Film About a Father Who is available on the Cinema Guild website.
GoIndieNow Presents is an occasional column featuring the third Plotaholics, Joe Compton. In these columns, Joe will discuss that state of indie film and offer suggestions for worthwhile media to consume in that market. This iteration of GoIndieNow Presents is a three-part exploration of 2020’s indie film landscape.
Hello, Plotaholics faithful. Joe Compton (the third Plotaholic) here.
Let’s be honest: 2020 sucked. Who knows what all of it means as far as 2021 goes, especially when it comes to Independent Film, which is something I cover over at Go Indie Now. But as for now, I am here to continue discussing the best in indie film from 2020.

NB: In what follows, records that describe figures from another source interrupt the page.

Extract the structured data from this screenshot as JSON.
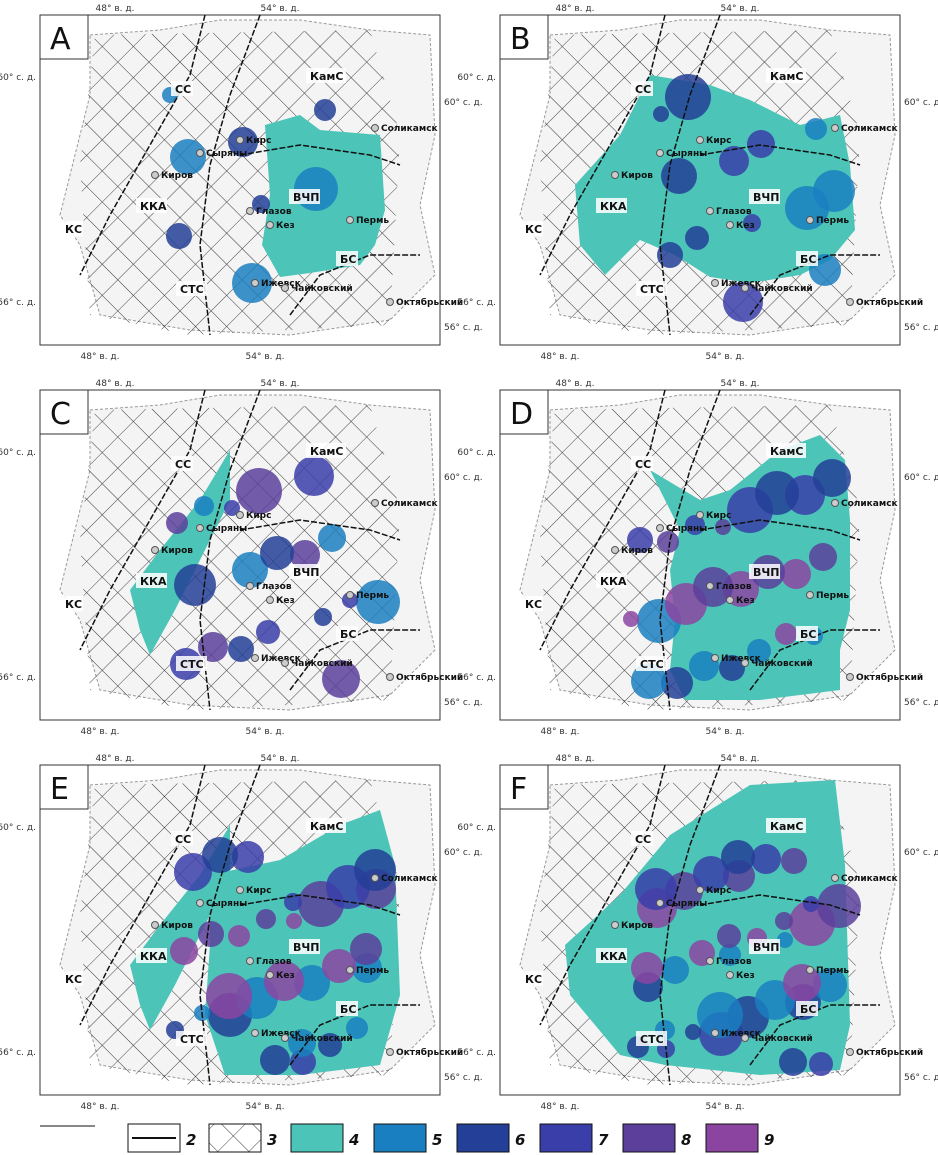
{
  "panels": [
    "A",
    "B",
    "C",
    "D",
    "E",
    "F"
  ],
  "lon_labels": [
    "48° в. д.",
    "54° в. д."
  ],
  "lat_labels": [
    "60° с. д.",
    "56° с. д."
  ],
  "regions": [
    "СС",
    "КамС",
    "ККА",
    "КС",
    "СТС",
    "ВЧП",
    "БС"
  ],
  "cities": [
    "Кирс",
    "Сыряны",
    "Киров",
    "Соликамск",
    "Глазов",
    "Кез",
    "Пермь",
    "Ижевск",
    "Чайковский",
    "Октябрьский"
  ],
  "legend": {
    "line_label": "2",
    "hatch_label": "3",
    "colors": [
      {
        "label": "4",
        "color": "#4cc5b8"
      },
      {
        "label": "5",
        "color": "#1a7fc0"
      },
      {
        "label": "6",
        "color": "#233f97"
      },
      {
        "label": "7",
        "color": "#3a3ea8"
      },
      {
        "label": "8",
        "color": "#5b3f9a"
      },
      {
        "label": "9",
        "color": "#8b45a1"
      }
    ]
  }
}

Today, we kick off my Top 10 list with entries 10-6.
10. FILM ABOUT A FATHER WHO – DOCUMENTARY (USA)
SYNOPSIS: From 1984 to 2019, filmmaker Lynne Sachs shot film, videotape and digital images with her father, Ira Sachs, a bohemian businessman from Park City. This film is her attempt to understand the web that connects a child to her parent and a sister to eight siblings, some of whom she has known all of her life, others she only recently discovered. With a nod to the Cubist renderings of a face, her film offers sometimes contradictory views of one seemingly unknowable man who is always there, public, in the center of the frame, yet somehow ensconced in secrets.

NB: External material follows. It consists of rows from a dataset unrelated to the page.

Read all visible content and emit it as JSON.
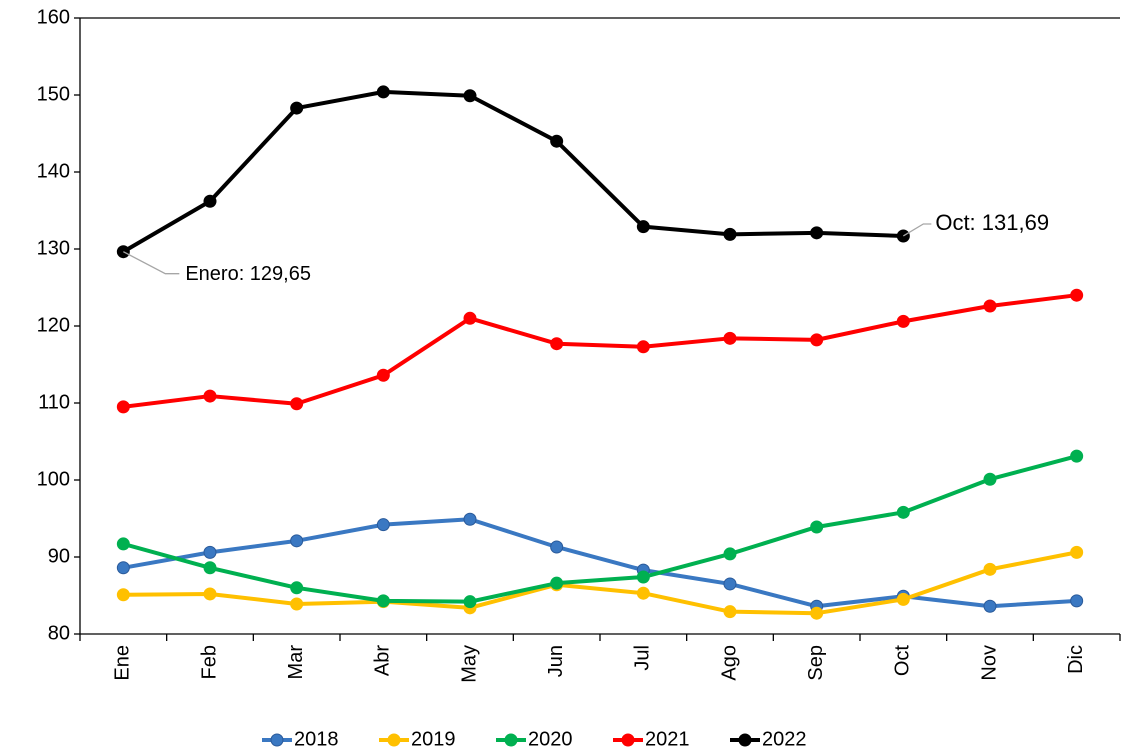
{
  "chart_data": {
    "type": "line",
    "categories": [
      "Ene",
      "Feb",
      "Mar",
      "Abr",
      "May",
      "Jun",
      "Jul",
      "Ago",
      "Sep",
      "Oct",
      "Nov",
      "Dic"
    ],
    "series": [
      {
        "name": "2018",
        "color": "#3a78c2",
        "values": [
          88.6,
          90.6,
          92.1,
          94.2,
          94.9,
          91.3,
          88.3,
          86.5,
          83.6,
          84.9,
          83.6,
          84.3
        ]
      },
      {
        "name": "2019",
        "color": "#ffc000",
        "values": [
          85.1,
          85.2,
          83.9,
          84.2,
          83.4,
          86.4,
          85.3,
          82.9,
          82.7,
          84.5,
          88.4,
          90.6
        ]
      },
      {
        "name": "2020",
        "color": "#00b050",
        "values": [
          91.7,
          88.6,
          86.0,
          84.3,
          84.2,
          86.6,
          87.4,
          90.4,
          93.9,
          95.8,
          100.1,
          103.1
        ]
      },
      {
        "name": "2021",
        "color": "#ff0000",
        "values": [
          109.5,
          110.9,
          109.9,
          113.6,
          121.0,
          117.7,
          117.3,
          118.4,
          118.2,
          120.6,
          122.6,
          124.0
        ]
      },
      {
        "name": "2022",
        "color": "#000000",
        "values": [
          129.65,
          136.2,
          148.3,
          150.4,
          149.9,
          144.0,
          132.9,
          131.9,
          132.1,
          131.69,
          null,
          null
        ]
      }
    ],
    "annotations": [
      "Enero: 129,65",
      "Oct: 131,69"
    ],
    "ylim": [
      80,
      160
    ],
    "yticks": [
      80,
      90,
      100,
      110,
      120,
      130,
      140,
      150,
      160
    ],
    "grid": false,
    "legend": "bottom"
  }
}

WHAT THIS FILM DOES WELL: Lynne is a legend, and her style and abilities are at the top of the list in terms of Documentarians and their storytelling styles, but this one is so different. It is almost by nature that this has to be presented as it is, but it serves as a triumph and not a crutch or gimmick. There is no avoiding the fact that not every shot was composed and lit or mic’ ed properly. Yet, in true Lynne Sachs form, she weaves such an intricate and intimate narrative that twists and turns with the best of them. You almost expect there might have been some prior planned composition to those “home movie” shots.
It is also striking because the one being most affected in and throughout is her and her family. So, in a weird and interesting way, this film that starts looking into a family patriarch becomes a character-driven, dilemma story that interweaves the documenter with the subject matter and creates a mystery cloaked in a soap opera-type drama. The fun aspects are the ratio and framing of a lot of raw footage that gets shot over time on many different devices and how it enhances the experiences of the narrative–a skill set that editor Rebecca Shapass clearly possesses in spades.
Documentaries are often that idea that what you see is not what you will get in the end, and in a way because of the brave way in which Lynne chooses to put herself out there, comfortable or not, we really see a 4th wall crash that presents such a compelling and shocking result. In talking to her, I know this was a choice that was not easy to make. Yet this film has very few moments of bleakness and never are they overt–another display of the skill set that Lynne possesses as a proven Documentarian. Instead it chooses naturally to highlight and enhance the positive aspects of the reveals, which makes you wish your family or life was half as interesting as this one.